Most sales reps receive extensive product-focused sales training, but not all reps receive additional industry or subject training.  Here's an example of why it is important.  When you go to a nursery to buy plants,  who do you want to speak with?  Someone who has learned about the plants that are there on the lot or someone who understands horticulture?   The plant salesperson can answer basic questions, but the horticulturist can offer much more.  He or she can help you find the right plants for your soil and sun conditions, teach you how to prune and care for your plants, and help you if you have a problem.  

Now apply this to a business-to-business selling situation.  When your customer comes to you, it's because they a problem that they think you can help them solve.  If your salespeople can only talk about their products, they may be helpful.  But if they are experts in your field, they'll be more useful and valuable to your clients.  And that increases the likelihood that you are going to make a sale.

Motivational Presentations

Some sales training programs are as much motivational as they are educational.  That's fine if that's what you want.  

The trouble with motivational sales training programs, though, is that they typically motivate by appealing to emotion.  Said another way, they only motivate as long as emotions are running high.  As emotions wain, so does the effectiveness of the motivational program.  So while motivational sales training programs can result in productivity gains, the gains are typically short-lived.

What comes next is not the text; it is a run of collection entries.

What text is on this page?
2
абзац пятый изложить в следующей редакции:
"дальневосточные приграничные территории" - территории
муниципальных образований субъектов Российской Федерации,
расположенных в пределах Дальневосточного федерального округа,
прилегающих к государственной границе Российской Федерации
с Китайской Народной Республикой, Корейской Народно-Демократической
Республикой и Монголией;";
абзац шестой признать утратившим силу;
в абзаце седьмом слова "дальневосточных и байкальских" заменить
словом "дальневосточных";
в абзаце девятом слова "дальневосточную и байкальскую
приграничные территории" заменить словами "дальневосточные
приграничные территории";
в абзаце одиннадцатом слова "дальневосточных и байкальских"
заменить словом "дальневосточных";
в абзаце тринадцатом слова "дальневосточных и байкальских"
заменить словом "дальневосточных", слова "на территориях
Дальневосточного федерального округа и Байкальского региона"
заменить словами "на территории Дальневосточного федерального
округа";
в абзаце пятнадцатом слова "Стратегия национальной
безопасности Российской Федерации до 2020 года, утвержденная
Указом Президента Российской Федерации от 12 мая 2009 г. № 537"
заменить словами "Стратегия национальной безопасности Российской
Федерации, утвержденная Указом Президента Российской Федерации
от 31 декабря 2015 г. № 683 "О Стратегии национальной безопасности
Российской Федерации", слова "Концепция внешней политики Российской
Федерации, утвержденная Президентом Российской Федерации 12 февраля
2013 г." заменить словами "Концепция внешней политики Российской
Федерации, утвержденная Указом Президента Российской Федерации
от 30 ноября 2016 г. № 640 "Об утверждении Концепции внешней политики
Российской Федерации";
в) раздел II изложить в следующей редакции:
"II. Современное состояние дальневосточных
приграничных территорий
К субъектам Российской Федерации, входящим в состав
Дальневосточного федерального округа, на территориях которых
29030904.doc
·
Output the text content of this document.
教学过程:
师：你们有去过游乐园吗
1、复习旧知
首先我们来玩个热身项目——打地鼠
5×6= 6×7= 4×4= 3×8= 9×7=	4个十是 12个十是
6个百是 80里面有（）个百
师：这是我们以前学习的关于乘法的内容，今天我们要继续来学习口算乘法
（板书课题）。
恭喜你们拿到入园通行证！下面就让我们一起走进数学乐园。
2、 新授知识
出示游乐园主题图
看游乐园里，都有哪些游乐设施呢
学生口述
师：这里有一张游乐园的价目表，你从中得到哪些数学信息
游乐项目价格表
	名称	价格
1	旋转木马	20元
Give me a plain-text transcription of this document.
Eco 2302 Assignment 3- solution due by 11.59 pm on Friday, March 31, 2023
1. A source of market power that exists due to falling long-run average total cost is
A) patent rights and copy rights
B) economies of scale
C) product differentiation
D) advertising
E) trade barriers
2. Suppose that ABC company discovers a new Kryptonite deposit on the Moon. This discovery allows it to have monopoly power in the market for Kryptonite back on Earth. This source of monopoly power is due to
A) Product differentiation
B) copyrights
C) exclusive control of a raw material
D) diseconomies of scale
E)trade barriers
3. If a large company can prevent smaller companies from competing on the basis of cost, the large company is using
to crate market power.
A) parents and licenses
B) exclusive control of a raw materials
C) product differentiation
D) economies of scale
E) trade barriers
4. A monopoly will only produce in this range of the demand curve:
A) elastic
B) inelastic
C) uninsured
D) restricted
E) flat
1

Skills-based Sales Training

The forth type of sales training is called skills-based sales training.  There are a number of skills that salespeople must master in order to be effective on a day to day basis.  Everyday, we prospect for new customers, engage in dialogue to uncover needs, present our products or solutions, negotiate terms, solve problems, manage projects, write proposals, and more.  All of these things are skills that we need to develop in order to be effective.

Skills-based sales training are one of the least used types of sales training programs behind methodology-based programs, but they offer some of the greatest potential.  Because few salespeople have received formal training in sales, few salespeople have been taught all the different skills that they need when they sell.  This necessarily means that they've picked up these skills on their own.  Though this sort of on-the-job-training can be very effective, it can also result in bad habits.  

By providing formal sales skills training, you can undo bad habits, and reinforce the correct way to manage particular tasks.

Which Type of Training Program is Best?

In general, none of these approaches is best because they are all four different.  Within the context of your organization, the program that is best is the one that best meets the needs of your organization today.  Some sales groups may need a new selling process, while others may need industry and product training.  Still others may need sales skills training in a particular area--such as proposal writing.

The Advantages of Proposal Skills Training for Salespeople

At The Seibert Group, we advocate that proposal skills training is one of the best sales training investments that an organization can make.  Here's why.  The ability to write effective sales proposals necessarily requires that people learn how to write persuasively.  After all, a sales proposal is, fundamentally, a persuasive document.  But learning how to write a sales proposal teaches more than just learning how to write.  

A salesperson has to be able to communicate persuasively all the time, not just when they are writing sales proposals.  That problem is that relatively few salespeople have ever studied persuasion or the persuasive process.  By learning how to write persuasively, they are also learning--at a more fundamental level--how to communicate persuasively.  As a result, sales proposal training pays dividends, not just in how well they produce sales proposals, but in how effectively they can communicate persuasively during the rest of the sales process.  

Learning how to communicate persuasively--especially within the context of a risk based transaction (such as a sale)--is an important skill that every salesperson should study and master.